TEMPO.CO, Jakarta - Koalisi Advokasi Permenkominfo 5 menyatakan menunggu janji dari Kementerian untuk merevisi isi Peraturan Menteri Kominfo Nomor 5 Tahun 2020 tentang Penyelenggara Sistem Elektronik (PSE) Lingkup Privat. Koalisi menyoal beberapa pasal di dalamnya yang dinilai karet dan berpotensi digunakan penguasa untuk membungkam kebebasan berekspresi dan memasuki privasi netizen.
Koalisi itu menggelar unjuk rasa di depan Kementerian Kominfo menolak regulasi PSE Lingkup Privat itu pada Jumat siang, 22 Juli 2022. "Kita lihat, apakah benar Kominfo mendengarkan masukan dari masyarakat?" kata Teguh Aprianto dari Periksa Data dalam unjuk rasa itu.
Menurut Teguh, aksi hari ini telah didahului protes online melalui https://s.id/protesnetizen. Protes online ini merupakan rangkaian kegiatan publik yang disusul dengan diskusi terbuka di Twitter Space dengan tajuk "#BlokirKominfo" pada Rabu lalu. Diskusi diikuti oleh lebih dari 14 ribu pengguna Twitter dan dilatari petisi penolakan yang diteken 11 ribu netizen di antaranya.
Pada acara tersebut, Teguh menambahkan, hadir perwakilan dari Kementerian Kominfo dan berjanji akan membuatkan revisi. "Kalau mereka tidak melakukan tindakan yang dikatakan oleh perwakilan berarti Kominfo omong kosong," kata Teguh sambil menambahkan kalau Koalisi sudah berkirim surat sejak tahun lalu namun tidak pernah dibalas Kominfo .

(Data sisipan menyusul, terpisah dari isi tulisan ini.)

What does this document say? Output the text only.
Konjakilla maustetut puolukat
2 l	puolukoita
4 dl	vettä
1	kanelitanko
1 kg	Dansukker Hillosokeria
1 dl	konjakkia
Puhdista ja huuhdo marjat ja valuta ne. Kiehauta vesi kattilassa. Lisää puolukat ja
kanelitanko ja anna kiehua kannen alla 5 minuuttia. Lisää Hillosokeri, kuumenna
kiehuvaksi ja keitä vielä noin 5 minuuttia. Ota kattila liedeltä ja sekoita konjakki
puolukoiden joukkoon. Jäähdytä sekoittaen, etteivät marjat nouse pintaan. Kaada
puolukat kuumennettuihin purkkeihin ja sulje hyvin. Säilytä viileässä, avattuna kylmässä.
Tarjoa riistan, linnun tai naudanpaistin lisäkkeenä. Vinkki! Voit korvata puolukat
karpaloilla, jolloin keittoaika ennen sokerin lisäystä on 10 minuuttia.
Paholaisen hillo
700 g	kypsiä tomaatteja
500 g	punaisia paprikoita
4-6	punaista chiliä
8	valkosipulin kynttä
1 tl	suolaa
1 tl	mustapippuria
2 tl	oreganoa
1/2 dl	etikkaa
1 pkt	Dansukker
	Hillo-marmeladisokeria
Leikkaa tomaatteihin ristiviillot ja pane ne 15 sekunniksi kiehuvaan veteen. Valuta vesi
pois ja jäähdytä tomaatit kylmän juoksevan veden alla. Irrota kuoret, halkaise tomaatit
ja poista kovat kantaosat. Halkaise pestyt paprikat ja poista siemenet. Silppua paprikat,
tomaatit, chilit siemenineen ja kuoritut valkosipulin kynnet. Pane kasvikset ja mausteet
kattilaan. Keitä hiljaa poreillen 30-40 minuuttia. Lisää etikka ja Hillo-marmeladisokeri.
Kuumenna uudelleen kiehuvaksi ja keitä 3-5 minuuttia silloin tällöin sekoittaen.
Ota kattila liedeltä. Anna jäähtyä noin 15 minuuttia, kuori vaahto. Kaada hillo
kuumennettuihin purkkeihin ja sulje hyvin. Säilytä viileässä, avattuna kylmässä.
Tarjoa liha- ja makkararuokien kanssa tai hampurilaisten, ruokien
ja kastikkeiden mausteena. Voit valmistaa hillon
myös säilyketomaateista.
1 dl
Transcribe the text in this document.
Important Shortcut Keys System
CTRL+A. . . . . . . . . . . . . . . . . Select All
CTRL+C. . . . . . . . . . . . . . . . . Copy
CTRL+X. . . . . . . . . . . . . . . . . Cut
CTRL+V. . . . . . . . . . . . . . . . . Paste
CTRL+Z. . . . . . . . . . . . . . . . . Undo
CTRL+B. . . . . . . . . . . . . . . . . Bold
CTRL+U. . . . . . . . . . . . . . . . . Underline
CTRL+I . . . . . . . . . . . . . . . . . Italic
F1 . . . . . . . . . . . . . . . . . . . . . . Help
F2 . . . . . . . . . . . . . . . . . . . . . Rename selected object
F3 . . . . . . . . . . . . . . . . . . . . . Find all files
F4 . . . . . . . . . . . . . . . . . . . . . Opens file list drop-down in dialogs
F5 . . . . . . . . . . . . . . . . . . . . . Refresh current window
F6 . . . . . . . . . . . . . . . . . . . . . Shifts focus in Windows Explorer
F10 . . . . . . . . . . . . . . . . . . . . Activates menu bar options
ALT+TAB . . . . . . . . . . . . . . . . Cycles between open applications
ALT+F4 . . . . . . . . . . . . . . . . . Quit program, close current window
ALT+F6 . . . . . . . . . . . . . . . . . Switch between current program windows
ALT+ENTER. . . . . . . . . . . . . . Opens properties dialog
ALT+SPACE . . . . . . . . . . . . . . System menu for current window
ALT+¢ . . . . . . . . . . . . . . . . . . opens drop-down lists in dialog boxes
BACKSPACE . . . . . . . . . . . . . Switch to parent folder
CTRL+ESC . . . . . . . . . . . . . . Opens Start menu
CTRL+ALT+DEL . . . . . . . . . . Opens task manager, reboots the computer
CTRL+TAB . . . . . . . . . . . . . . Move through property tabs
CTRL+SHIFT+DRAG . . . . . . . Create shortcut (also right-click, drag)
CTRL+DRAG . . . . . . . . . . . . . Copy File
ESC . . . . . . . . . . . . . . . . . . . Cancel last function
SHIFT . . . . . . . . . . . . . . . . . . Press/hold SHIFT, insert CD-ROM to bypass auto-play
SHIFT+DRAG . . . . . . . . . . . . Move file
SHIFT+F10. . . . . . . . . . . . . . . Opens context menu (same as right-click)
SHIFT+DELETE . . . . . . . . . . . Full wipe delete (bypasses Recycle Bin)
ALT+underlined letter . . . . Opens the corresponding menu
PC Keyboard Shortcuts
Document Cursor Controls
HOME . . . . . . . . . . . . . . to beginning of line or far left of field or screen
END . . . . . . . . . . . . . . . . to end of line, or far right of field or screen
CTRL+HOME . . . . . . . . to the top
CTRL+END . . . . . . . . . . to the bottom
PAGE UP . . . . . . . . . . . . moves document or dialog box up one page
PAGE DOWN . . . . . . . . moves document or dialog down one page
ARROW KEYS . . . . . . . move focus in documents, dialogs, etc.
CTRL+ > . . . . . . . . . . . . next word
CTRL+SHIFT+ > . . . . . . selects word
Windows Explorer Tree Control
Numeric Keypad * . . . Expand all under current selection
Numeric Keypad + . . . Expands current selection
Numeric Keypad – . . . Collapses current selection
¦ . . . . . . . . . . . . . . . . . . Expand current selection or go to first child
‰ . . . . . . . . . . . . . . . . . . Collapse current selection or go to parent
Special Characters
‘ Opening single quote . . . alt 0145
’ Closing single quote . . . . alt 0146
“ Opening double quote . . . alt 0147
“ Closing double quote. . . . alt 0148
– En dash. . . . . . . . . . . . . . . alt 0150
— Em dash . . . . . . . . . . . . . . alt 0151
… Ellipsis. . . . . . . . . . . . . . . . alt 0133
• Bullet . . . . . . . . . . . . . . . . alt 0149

Koalisi juga mengungkap harapannya kepada platform penyelenggara sistem elektronik lokal maupun asing untuk berani menggugat balik pemerintah ketika ada aturan yang bermasalah. Kekhawatirannya adalah platform lebih mementingkan bisnisnya sehingga masyarakat yang menjadi korbannya ketika platform sibuk melakukan takedown konten menuruti permintaan pemerintah sesuai Permenkominfo 5 Tahun 2020.
Koalisi Advokasi Permenkominfo 5 memandang RUU Perlindungan Data Pribadi lebih dibutuhkan masyarakat. Apalagi marak terjadi kasus kebocoran data dan belum pernah ada hasil investigasi yang diumumkan.
"Kita tidak pernah dengar hasilnya sampai hari ini," kata Teguh, "Ada kasus penting malah tidak ditangani padahal ini yang benar-benar permintaan dari publik ketimbang mengatur cara warganya untuk bermedia sosial."
Dalam keterangannya menjelang tenggat akhir daftar ulang Selasa lalu, Direktur Jenderal Aplikasi Informatika Kominfo, Semuel Abrijani Pangerapan, memastikan aturan mewajibkan pendaftaran PSE bukan untuk mengekang kebebasan berekspresi, tetapi untuk menindak pelanggaran. Ia menyatakan aturan tersebut tak hanya diterapkan di Indonesia tetapi juga di negara lain.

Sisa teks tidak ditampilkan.